Pumpkin Panang Curry with Spinach and Paneer
Print Recipe
A spicy, warm curry perfect for fall & winter. Service over rice, noodles, or with a bread for sipping.
Course Main Course
Keyword curry, paneer, spinach
Prep Time 10 minutes mins
Cook Time 20 minutes mins
- 2 tbsp olive oil
- 2 Thai chilis optional
- 2 cloves minced garlic
- 1 tbsp minced ginger
- 1 tbsp panang curry paste
- 1 cup pumpkin pureed
- 1 can coconut milk
- 16 oz spinach fresh or frozen
- 8 oz paneer
- 1 tsp fish sauce
Sauté chilis, ginger, and garlic in olive oil on medium heat.
After it all starts getting fragrant, add in curry paste and mix.
While spices are sautéing, cut paneer in desired shape.

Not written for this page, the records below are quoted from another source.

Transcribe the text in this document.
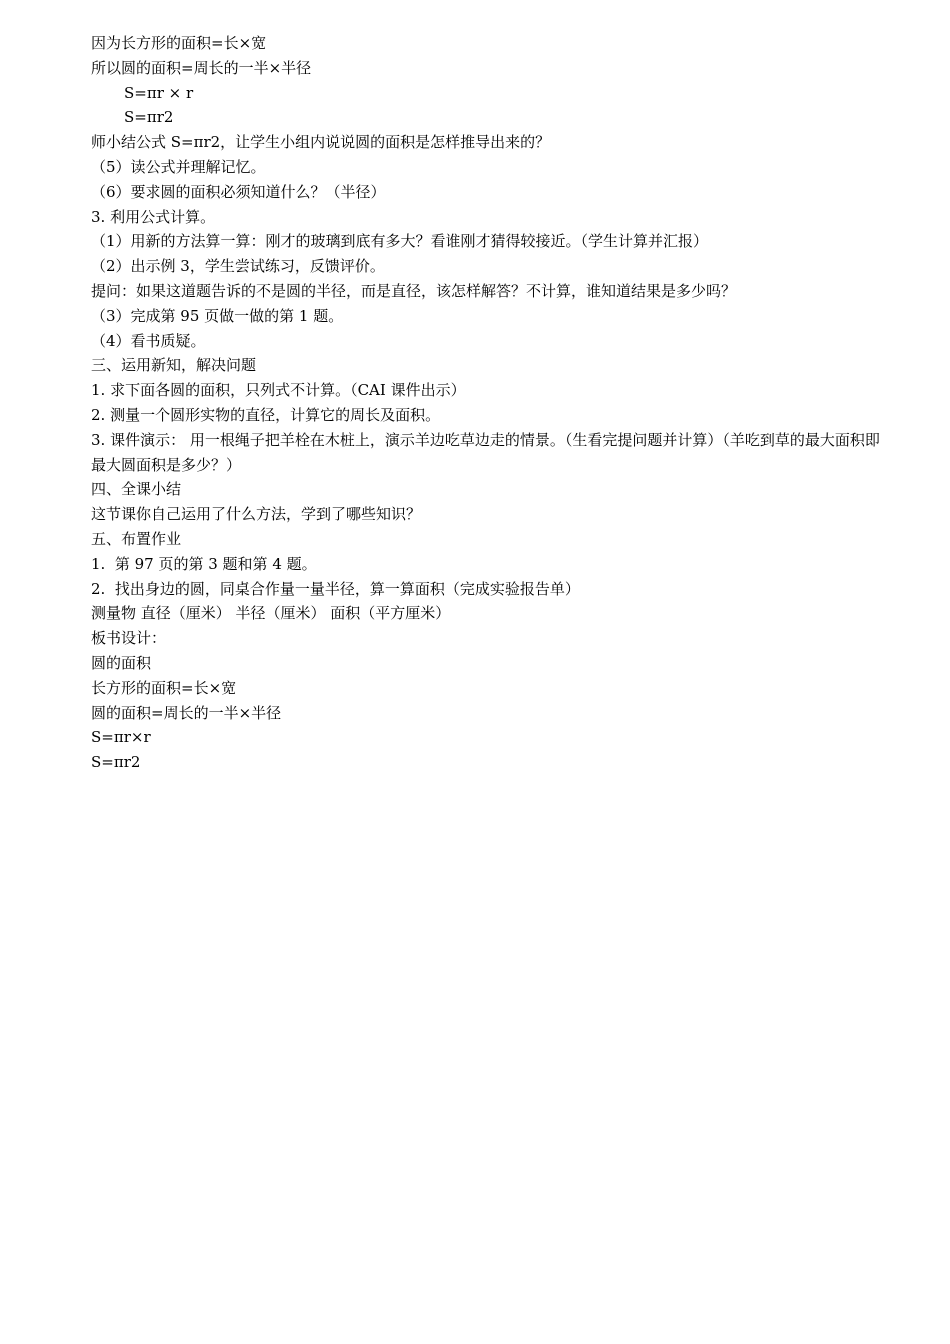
因为长方形的面积=长×宽

所以圆的面积=周长的一半×半径

S=πr × r

S=πr2

师小结公式 S=πr2，让学生小组内说说圆的面积是怎样推导出来的？

（5）读公式并理解记忆。

（6）要求圆的面积必须知道什么？（半径）

3. 利用公式计算。

（1）用新的方法算一算：刚才的玻璃到底有多大？看谁刚才猜得较接近。（学生计算并汇报）

（2）出示例 3，学生尝试练习，反馈评价。

提问：如果这道题告诉的不是圆的半径，而是直径，该怎样解答？不计算，谁知道结果是多少吗？

（3）完成第 95 页做一做的第 1 题。

（4）看书质疑。

三、运用新知，解决问题

1. 求下面各圆的面积，只列式不计算。（CAI 课件出示）

2. 测量一个圆形实物的直径，计算它的周长及面积。

3. 课件演示： 用一根绳子把羊栓在木桩上，演示羊边吃草边走的情景。（生看完提问题并计算）（羊吃到草的最大面积即最大圆面积是多少？）

四、全课小结

这节课你自己运用了什么方法，学到了哪些知识？

五、布置作业

1.  第 97 页的第 3 题和第 4 题。

2.  找出身边的圆，同桌合作量一量半径，算一算面积（完成实验报告单）

测量物 直径（厘米） 半径（厘米） 面积（平方厘米）

板书设计：

圆的面积

长方形的面积=长×宽

圆的面积=周长的一半×半径

S=πr×r

S=πr2
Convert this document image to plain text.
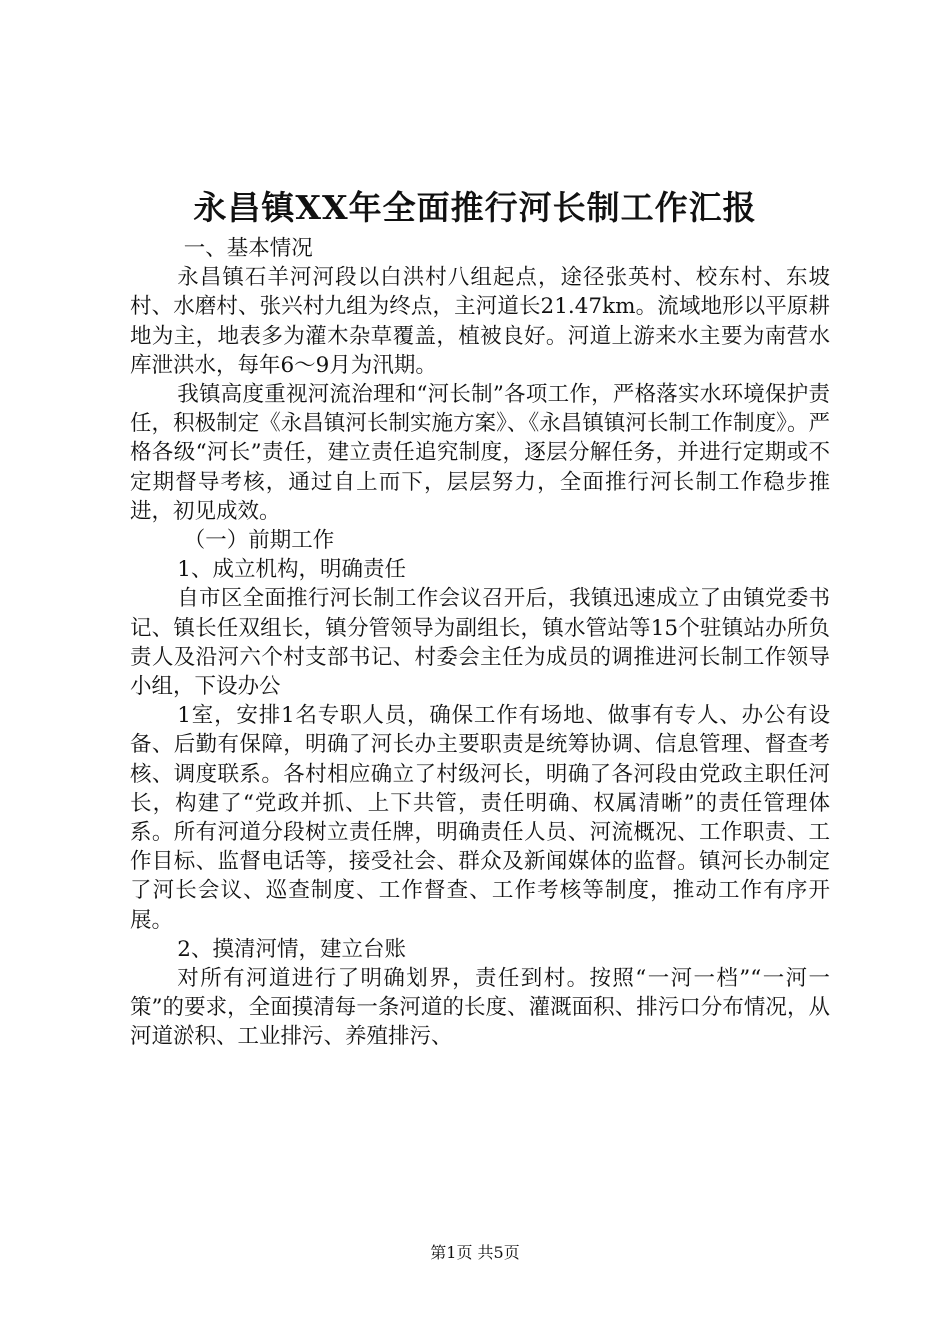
永昌镇XX年全面推行河长制工作汇报

一、基本情况

永昌镇石羊河河段以白洪村八组起点，途径张英村、校东村、东坡村、水磨村、张兴村九组为终点，主河道长21.47km。流域地形以平原耕地为主，地表多为灌木杂草覆盖，植被良好。河道上游来水主要为南营水库泄洪水，每年6～9月为汛期。

我镇高度重视河流治理和“河长制”各项工作，严格落实水环境保护责任，积极制定《永昌镇河长制实施方案》、《永昌镇镇河长制工作制度》。严格各级“河长”责任，建立责任追究制度，逐层分解任务，并进行定期或不定期督导考核，通过自上而下，层层努力，全面推行河长制工作稳步推进，初见成效。

（一）前期工作

1、成立机构，明确责任

自市区全面推行河长制工作会议召开后，我镇迅速成立了由镇党委书记、镇长任双组长，镇分管领导为副组长，镇水管站等15个驻镇站办所负责人及沿河六个村支部书记、村委会主任为成员的调推进河长制工作领导小组，下设办公

1室，安排1名专职人员，确保工作有场地、做事有专人、办公有设备、后勤有保障，明确了河长办主要职责是统筹协调、信息管理、督查考核、调度联系。各村相应确立了村级河长，明确了各河段由党政主职任河长，构建了“党政并抓、上下共管，责任明确、权属清晰”的责任管理体系。所有河道分段树立责任牌，明确责任人员、河流概况、工作职责、工作目标、监督电话等，接受社会、群众及新闻媒体的监督。镇河长办制定了河长会议、巡查制度、工作督查、工作考核等制度，推动工作有序开展。

2、摸清河情，建立台账

对所有河道进行了明确划界，责任到村。按照“一河一档”“一河一策”的要求，全面摸清每一条河道的长度、灌溉面积、排污口分布情况，从河道淤积、工业排污、养殖排污、

第1页 共5页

I like cubes.
Add pumpkin and mix into curry paste.
Once curry-pumpkin paste has slightly darkened in color, add in coconut milk. Turn heat to medium-low.
If coconut milk has separated, mix spices with coconut until re-combined. Make sure to scrape the can!
Add 1 tbsp fish sauce and mix.
When curry starts simmering, add spinach and paneer.
Mix and continue cooking until spinach has wilted and paneer is warmed through.
Enjoy over rice, with noodles, or with some bread for dipping!